We also attempted to identify SNPs in genes that could give rise to strong cis eQTL in a porcine population. Typically, cis-acting eQTL are considered to include SNPs that are within 100 kb upstream and downstream of the gene that is affected by that eQTL. On the basis of earlier work involving human genes with promoter polymorphisms, it has been estimated that a sizable fraction of cis-variants (about one-third of the SNPs in promoters) may alter gene expression (Hoogendoorn et al., 2003; Buckland, 2004). One study recently reported on the investigation of cis-regulatory variations in 3′-UTRs for a set of genes showing cis-acting regulation in a panel of mouse recombinant congenic strains (Lee et al., 2006). In farm animals, annotation of the promoter regions for most genes is incomplete. Accordingly, our SNPs are located in the coding region or at the 5′- or 3′-UTR. It is not likely that these SNPs are responsible for differential expressions, that is, causal SNPs. However, in the F2 population, regions of linkage disequilibrium are often large and thus SNPs may serve as linkage disequilibrium markers for any causal SNP. SNPs, in genes that give rise to strong cis eQTL in a F2 population, have a role in disrupting eQTL when they are used as fixed effects (except for the SNP in ZDHHC5). In our study, one haplotype of the AHNAK gene and two other single SNPs are associated with the variation in their expression in the F2 population. The identification of causative polymorphisms and the determination of their functional roles are even more challenging because there are several different molecular mechanisms through which mRNA levels in cells can be regulated. Such putative candidate polymorphisms that affect the transcription of a given gene may be prioritized for experimental validation, and hypotheses can be generated for the possible biological roles of candidate regulatory SNPs based on an examination of the data.

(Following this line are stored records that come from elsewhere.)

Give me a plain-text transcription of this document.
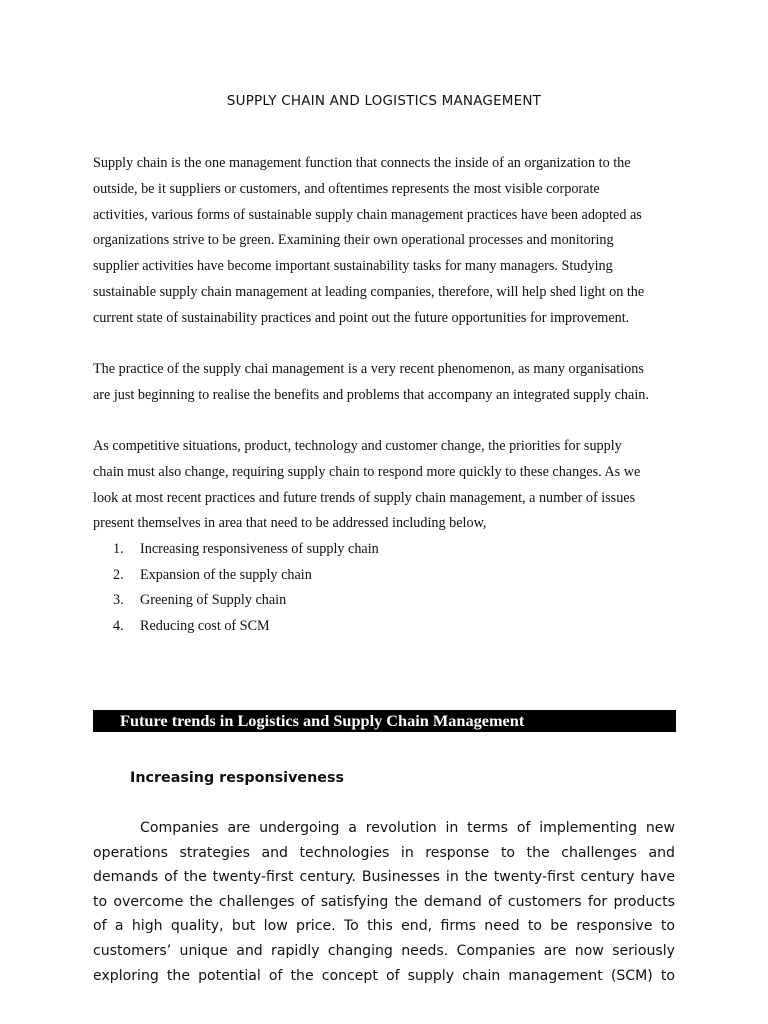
SUPPLY CHAIN AND LOGISTICS MANAGEMENT
Supply chain is the one management function that connects the inside of an organization to the
outside, be it suppliers or customers, and oftentimes represents the most visible corporate
activities, various forms of sustainable supply chain management practices have been adopted as
organizations strive to be green. Examining their own operational processes and monitoring
supplier activities have become important sustainability tasks for many managers. Studying
sustainable supply chain management at leading companies, therefore, will help shed light on the
current state of sustainability practices and point out the future opportunities for improvement.
The practice of the supply chai management is a very recent phenomenon, as many organisations
are just beginning to realise the benefits and problems that accompany an integrated supply chain.
As competitive situations, product, technology and customer change, the priorities for supply
chain must also change, requiring supply chain to respond more quickly to these changes. As we
look at most recent practices and future trends of supply chain management, a number of issues
present themselves in area that need to be addressed including below,
1.	Increasing responsiveness of supply chain
2.	Expansion of the supply chain
3.	Greening of Supply chain
4.	Reducing cost of SCM
Future trends in Logistics and Supply Chain Management
Increasing responsiveness
Companies are undergoing a revolution in terms of implementing new
operations strategies and technologies in response to the challenges and
demands of the twenty-first century. Businesses in the twenty-first century have
to overcome the challenges of satisfying the demand of customers for products
of a high quality, but low price. To this end, firms need to be responsive to
customers’ unique and rapidly changing needs. Companies are now seriously
exploring the potential of the concept of supply chain management (SCM) to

In summary, this is to our knowledge the first report to address the relative sensitivity of the detection of cis and trans eQTL effects, based on the sample size and the methods used to detect expression levels. Sample size has a significant role with regard to statistical power, not only in the detection of eQTL but also in the determination of the kind of eQTL (cis, trans effects), as shown in this study. Cis regulation was more consistent than trans eQTL. The expression level of genes associated with low-heritable traits is predominantly controlled by trans eQTL.